Once we had arrived at the wetland area we needed two more species of bird to hit eighty for the day. The Sedge Warblers were singing, but we already had them on the list. Unusually for this area it took some time to find Reed Buntings. We were now on seventy-nine and having found the pond almost devoid of life and scoured the small amount of shore left by the now high tide, it looked like we were going to be stuck one short of that record. There’s always another day I thought to myself and Tom and I agreed that despite failing to smash our record it had been another great days birding with new years ticks for both of us, and a lifer for Tom.

So we headed off towards the cemetery thinking that we might find number eighty there if very lucky. Then just a minute, Tom remembered………..he hadn’t added the one and only Pheasant that had seen sheltering under the feeders today. We’d done it. A new record had been set and we had hit the eighty species. I had been confident from the start.:-)

Now between you and I, I’m still not sure that Tom had left this Pheasant off the list deliberately in order to keep me on my toes and sweat over this. If he had it worked. I was sweating and tonight I am cream crackered so apologies if I’ve missed anything of importance. We didn’t finish until about 6.00pm. The all weather birders had had another great days birding as always. I wonder if ninety is a possibility!


  1. Brian/Tom

    Great to meet you both. Dont know where you get the time to write your "little" tales as it takes me ages to do mine and it is padded out with pics (misidentified sometimes LOL). But, at least it means I dont have to watch the soaps with the Beloved.


  2. Hi John
    Good to meet you also. Always good to put a face to a blog.:-) I hope that you both managed to avoid the thunderstorms.
    Cheers Brian.

  3. Well done on the eighty species boys.
    NINETY ??? Sounds like a tall order.........but.
    You could have claimed an extra one with the Blogger from Howdon......definitely a strange BRUT of a species you sighted there.

  4. Hi John

    Ha Ha. Well we did have at least one unconfirmed bird so that makes it 82 already.;-) I think 90 would need a special day, but no doubt its 'doable'. We are basking in the glory of 80 for the moment.
    Cheers Brian

  5. Many congratulations on the 82 species! Your perseverance through the rain was well rewarded, lol!

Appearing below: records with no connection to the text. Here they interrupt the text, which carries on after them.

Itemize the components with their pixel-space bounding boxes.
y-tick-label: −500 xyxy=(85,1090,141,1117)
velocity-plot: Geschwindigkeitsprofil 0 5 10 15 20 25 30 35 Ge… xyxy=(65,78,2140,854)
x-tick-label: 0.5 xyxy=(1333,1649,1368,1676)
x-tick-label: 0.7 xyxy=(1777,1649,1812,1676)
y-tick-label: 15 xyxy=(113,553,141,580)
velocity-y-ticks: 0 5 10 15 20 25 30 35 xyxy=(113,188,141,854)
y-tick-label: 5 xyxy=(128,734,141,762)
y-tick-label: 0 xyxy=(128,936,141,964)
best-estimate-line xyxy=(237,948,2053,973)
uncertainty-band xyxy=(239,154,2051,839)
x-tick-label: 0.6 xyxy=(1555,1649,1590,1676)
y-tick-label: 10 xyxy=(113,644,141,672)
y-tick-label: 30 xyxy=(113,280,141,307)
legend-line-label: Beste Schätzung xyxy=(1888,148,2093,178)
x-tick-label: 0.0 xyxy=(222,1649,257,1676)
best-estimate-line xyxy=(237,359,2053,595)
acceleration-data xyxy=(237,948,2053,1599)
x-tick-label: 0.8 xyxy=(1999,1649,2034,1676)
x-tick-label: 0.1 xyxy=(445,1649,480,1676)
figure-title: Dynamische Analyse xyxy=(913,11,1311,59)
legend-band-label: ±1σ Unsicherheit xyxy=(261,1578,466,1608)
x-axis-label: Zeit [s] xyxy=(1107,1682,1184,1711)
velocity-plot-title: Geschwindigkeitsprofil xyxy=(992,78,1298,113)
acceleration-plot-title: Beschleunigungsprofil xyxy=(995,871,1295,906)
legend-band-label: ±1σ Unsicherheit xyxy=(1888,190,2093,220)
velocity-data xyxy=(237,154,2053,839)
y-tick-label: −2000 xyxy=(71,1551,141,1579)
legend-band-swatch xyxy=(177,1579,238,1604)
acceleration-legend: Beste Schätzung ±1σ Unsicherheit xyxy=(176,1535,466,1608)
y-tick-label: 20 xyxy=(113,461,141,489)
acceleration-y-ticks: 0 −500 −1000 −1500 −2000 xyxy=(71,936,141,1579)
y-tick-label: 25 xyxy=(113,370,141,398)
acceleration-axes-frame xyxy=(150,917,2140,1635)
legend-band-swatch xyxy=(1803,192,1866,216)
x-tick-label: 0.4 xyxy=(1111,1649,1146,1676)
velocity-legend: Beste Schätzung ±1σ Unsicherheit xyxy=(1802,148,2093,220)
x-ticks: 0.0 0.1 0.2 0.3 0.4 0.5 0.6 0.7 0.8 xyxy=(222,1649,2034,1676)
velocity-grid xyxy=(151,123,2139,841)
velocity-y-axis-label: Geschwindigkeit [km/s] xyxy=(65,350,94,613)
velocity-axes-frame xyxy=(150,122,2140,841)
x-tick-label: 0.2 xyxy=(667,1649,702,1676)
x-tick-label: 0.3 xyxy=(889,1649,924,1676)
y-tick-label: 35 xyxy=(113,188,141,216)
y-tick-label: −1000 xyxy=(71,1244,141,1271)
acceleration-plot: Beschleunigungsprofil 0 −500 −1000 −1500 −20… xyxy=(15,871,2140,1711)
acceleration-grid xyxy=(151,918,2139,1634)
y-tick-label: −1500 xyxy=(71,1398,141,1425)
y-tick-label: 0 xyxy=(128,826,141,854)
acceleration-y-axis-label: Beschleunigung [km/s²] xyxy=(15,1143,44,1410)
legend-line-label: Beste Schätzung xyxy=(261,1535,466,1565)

    (So much for fair-weathered birding, as the rain often seems to bring more stuff in, lol).

  6. Hi Mark

    I'm sure it was the rain that brought down so many Common Sandpipers. 'Never mind the weather watch the birds' is the motto of the all weather birders. To much sun is bad for us so we should all be fit and well this summer! Cheers Brian.

    Cheers Brian

  7. Lol, yes I think in northern England we shall be fighting fit every summer if that's the case, hehe! Our summer was April by the looks of it, lol.

    But yeah I do find the rain seems to help the bird numbers, so I'll bear this in mind tomorrow when I go shopping for a new rain coat, lol!